Darkening Process
MMP+, Marrakech
January 30, 2016 — May 30, 2016
Curator: Mostafa Aghrib
You can find the catalog at this link:
MARRAKECH — The Marrakech Museum for Photography and Visual Arts is pleased to announce its first exhibition of 2016 – a survey of works by the noted Moroccan contemporary artist Mounir Fatmi under the collective title “Darkening Process”. Fatmi’s exhibition will coincide with the Marrakech Bienniale 6.
“Darkening Process” is based on three projects about the idea of the Other; towards literature, figures and scientific experiments.
The first project The Journey into Shame includes the bodies of work “The Darkening Process” and “As a Black Man” honoring John Howard Griffin, the white American writer and journalist, born in 1920, known for his fight against racial discrimination and best known for his book “Black like Me”. In 1959, he moved to the southern United States to undergo medical treatment combined with ultraviolet rays in order to blacken his skin — effectively transforming him into a “black” man. Griffin has gone through the ultimate experience of the Other to change his own skin to understand the life of a whole community.
The second project is The Blinding Light. For this project, Mounir Fatmi is inspired by the painting by Fra Angelico, ‘The Healing of Deacon Justinian’, which depicts Saint Damian and Saint Cosme, two brothers of Arab origins grafting a leg from an Ethopian man to Deacon Justinian. Fatmi overlays and manipulates the painting with photographs taken from an actual surgery room. He poses a question about science and religion; the uniqueness of identity, and the basic medical nature of the graft as altering identity.

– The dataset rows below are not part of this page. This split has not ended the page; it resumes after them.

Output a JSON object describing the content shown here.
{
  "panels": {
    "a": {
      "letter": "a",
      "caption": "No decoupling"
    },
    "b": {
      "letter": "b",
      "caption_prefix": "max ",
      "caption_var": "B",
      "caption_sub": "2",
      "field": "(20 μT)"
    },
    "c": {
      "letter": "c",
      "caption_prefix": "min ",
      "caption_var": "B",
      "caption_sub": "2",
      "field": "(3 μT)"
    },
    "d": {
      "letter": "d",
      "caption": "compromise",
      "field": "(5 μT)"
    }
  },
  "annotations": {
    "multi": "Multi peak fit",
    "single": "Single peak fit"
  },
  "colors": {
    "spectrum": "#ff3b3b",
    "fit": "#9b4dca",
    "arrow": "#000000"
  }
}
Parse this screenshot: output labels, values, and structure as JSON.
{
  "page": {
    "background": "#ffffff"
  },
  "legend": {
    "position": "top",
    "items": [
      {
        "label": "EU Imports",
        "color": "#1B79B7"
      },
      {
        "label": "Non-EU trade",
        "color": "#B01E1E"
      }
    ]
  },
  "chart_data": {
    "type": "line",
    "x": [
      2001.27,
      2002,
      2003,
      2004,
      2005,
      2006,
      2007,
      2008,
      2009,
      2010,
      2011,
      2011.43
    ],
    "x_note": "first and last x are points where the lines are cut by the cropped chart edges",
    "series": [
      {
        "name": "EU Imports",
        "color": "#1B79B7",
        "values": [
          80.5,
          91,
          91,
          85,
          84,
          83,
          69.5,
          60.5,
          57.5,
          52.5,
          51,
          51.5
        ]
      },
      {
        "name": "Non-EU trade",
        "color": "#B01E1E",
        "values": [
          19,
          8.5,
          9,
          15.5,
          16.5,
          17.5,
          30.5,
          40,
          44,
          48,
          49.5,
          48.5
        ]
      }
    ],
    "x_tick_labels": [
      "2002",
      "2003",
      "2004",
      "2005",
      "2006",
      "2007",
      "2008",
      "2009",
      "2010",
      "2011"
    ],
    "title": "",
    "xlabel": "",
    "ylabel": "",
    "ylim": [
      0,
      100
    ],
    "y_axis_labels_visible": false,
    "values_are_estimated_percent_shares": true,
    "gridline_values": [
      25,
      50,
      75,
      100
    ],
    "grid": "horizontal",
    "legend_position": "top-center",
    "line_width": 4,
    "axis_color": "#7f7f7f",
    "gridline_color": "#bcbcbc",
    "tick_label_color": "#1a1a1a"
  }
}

The project Who is Joseph Anton ?, features British author Salman Rushdie, who used the pseudonym Joseph Anton, inspired by the two first names of his favorite writers — Joseph Conrad and Anton Chekhov — to continue to live and write. This is the starting point of a series which researches the hidden identity, the construction of the face, the alter-identity, and in this case, the identity of the fugitive — a concept broadly integrated into every day identities of the fugitive: from war, oppression, political, social and personal conflict.
Finally, the show includes Border Sickness and The Beautiful Language, two bodies of work respectively based on a performance by the artist himself, and on the movie The wild Child, by the french filmmaker François Truffaut. Both researches highlight the thin bordeline between ‘being born’ and ‘being’, the early anthropological ideas of the otherness that came with colonization, and the role of language in conveying identity as a label.
“Darkening Process” is manifested in a series of photographic and video works, a sound installation and archives documents.